• Coppe di calcio calcio e diritti femminili

    E’ opportuno chiedersi se era davvero necessaria una partita di calcio per accorgersi della tragica condizione delle donne in tanti Paesi del mondo. La risposta è ovviamente negativa, poiché di tale condizione si sa in pratica tutto, e da molto tempo.
    Eppure è stata proprio la finale della Supercoppa italiana tra Juventus e Milan, che si giocherà a Gedda il 16 gennaio, il detonatore che ha scatenato in casa nostra una miriade di polemiche pretestuose. E, come sempre, parecchi politici nostrani sono intervenuti dispensando ingenti dosi di ipocrisia.
    Che alle donne saudite siano negati i più elementari diritti è, per l’appunto, risaputo. Non possono andare da sole allo stadio, anche se le suddette polemiche hanno indotto le autorità locali ad assumere un atteggiamento più morbido. Ma questo è il meno.
    Da pochissimo tempo è stato loro riconosciuto il diritto di guidare l’automobile, ma le reazioni della popolazione maschile sono state così violente da consigliare molta prudenza nel metterlo in pratica.

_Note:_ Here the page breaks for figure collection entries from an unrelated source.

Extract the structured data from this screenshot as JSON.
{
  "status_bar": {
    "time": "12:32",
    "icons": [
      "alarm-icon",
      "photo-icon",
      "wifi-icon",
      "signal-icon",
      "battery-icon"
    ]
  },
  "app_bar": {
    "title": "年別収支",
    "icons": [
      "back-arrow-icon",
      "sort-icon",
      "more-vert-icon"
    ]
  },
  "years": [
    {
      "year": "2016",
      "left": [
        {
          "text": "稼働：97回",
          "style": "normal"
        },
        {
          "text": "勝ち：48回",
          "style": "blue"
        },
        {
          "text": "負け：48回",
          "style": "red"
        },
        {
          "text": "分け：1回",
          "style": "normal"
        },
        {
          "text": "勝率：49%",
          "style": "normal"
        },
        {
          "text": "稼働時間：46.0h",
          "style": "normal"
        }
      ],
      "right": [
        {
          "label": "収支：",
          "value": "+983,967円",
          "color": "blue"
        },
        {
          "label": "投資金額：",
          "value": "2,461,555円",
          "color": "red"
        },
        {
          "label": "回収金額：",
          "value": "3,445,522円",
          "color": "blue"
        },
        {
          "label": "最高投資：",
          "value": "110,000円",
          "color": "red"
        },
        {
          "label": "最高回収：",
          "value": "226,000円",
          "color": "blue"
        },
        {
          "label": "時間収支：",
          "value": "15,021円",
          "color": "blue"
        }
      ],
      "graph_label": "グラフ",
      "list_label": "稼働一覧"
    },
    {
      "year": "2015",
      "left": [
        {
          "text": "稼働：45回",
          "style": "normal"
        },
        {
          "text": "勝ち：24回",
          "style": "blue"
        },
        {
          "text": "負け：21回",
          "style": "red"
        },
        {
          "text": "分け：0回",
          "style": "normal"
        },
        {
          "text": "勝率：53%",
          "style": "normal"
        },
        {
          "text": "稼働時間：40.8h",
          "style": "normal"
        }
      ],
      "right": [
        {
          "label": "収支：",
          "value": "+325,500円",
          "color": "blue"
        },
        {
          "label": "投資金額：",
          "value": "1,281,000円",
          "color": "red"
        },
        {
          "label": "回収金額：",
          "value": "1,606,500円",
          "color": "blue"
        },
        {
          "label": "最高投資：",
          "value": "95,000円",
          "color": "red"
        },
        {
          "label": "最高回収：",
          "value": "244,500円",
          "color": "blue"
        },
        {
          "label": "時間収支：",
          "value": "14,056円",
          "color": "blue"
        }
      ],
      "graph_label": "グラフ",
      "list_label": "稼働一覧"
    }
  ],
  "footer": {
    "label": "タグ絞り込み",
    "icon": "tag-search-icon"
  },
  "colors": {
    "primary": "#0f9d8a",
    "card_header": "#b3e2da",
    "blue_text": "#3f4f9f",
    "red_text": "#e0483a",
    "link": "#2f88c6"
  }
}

    Ancora più sorprendenti le notizie relative al diritto familiare. In Arabia Saudita vige la poligamia, e finora un marito poteva ripudiare una delle mogli senza neppure avvertirla. Adesso – bontà loro – le autorità hanno deciso che le mogli debbano essere avvisate della decisione del marito-padrone. Non, si badi bene, personalmente, bensì tramite un sms.
    C’è di che trasecolare, anche se va detto che le donne saudite restano quasi sempre passive a causa dei condizionamenti culturali e religiosi loro imposti sin dalla più tenera infanzia. Inutile anche dire che tali comportamenti sono diffusi in tante altre nazioni. Dagli Emirati, al Pakistan e all’Indonesia, dove la “polizia religiosa” è spesso protagonista di repressioni violente.
    Sarebbe tuttavia errato pensare che fatti simili siano caratteristici soltanto del mondo islamico. Quello indù non è da meno, come dimostra un recentissimo esempio. Nello Stato indiano del Kerala l’ingresso di alcune donne in un tempio ha scatenato la violenza dei fondamentalisti e ha indotto il clero locale a “purificare” il tempio quando sono uscite.
    Fortunatamente, però, ci sono state pure reazioni di segno opposto. Per protestare contro l’incredibile episodio, centinaia di migliaia di donne indiane hanno formato una catena umana di 620 km, e la protesta è stata appoggiata da molti esponenti delle istituzioni.
    In ambito islamico le reazioni femminili ai soprusi stanno diventando sempre più frequenti. Tipico l’ultimo caso della ragazza saudita che si è barricata nella zona transiti dell’aeroporto di Bangkok rifiutandosi di tornare in patria nonostante le pesanti minacce dei parenti. Nel frattempo in Pakistan le autorità, sfidando gli estremisti, stanno cercando di promuovere un clima più attento ai diritti della popolazione femminile.
    La speranza di un cambiamento radicale dunque c’è, anche se ci vorrà molto tempo per conseguire la parità dei diritti spesso negata da norme e testi redatti in un lontano passato. Questa può essere, a dispetto dell’insufficiente attenzione, la vera rivoluzione dei nostri tempi.
    E, per finire, un piccolo consiglio ad alcuni politici nostrani. Non ci si può fingere paladini dei diritti femminili dicendo: “io non guarderò la diretta televisiva della partita Juve-Milan a Gedda”. Una simile presa di posizione non conta nulla, è intrinsecamente ipocrita e serve solo ad accalappiare i voti degli sprovveduti.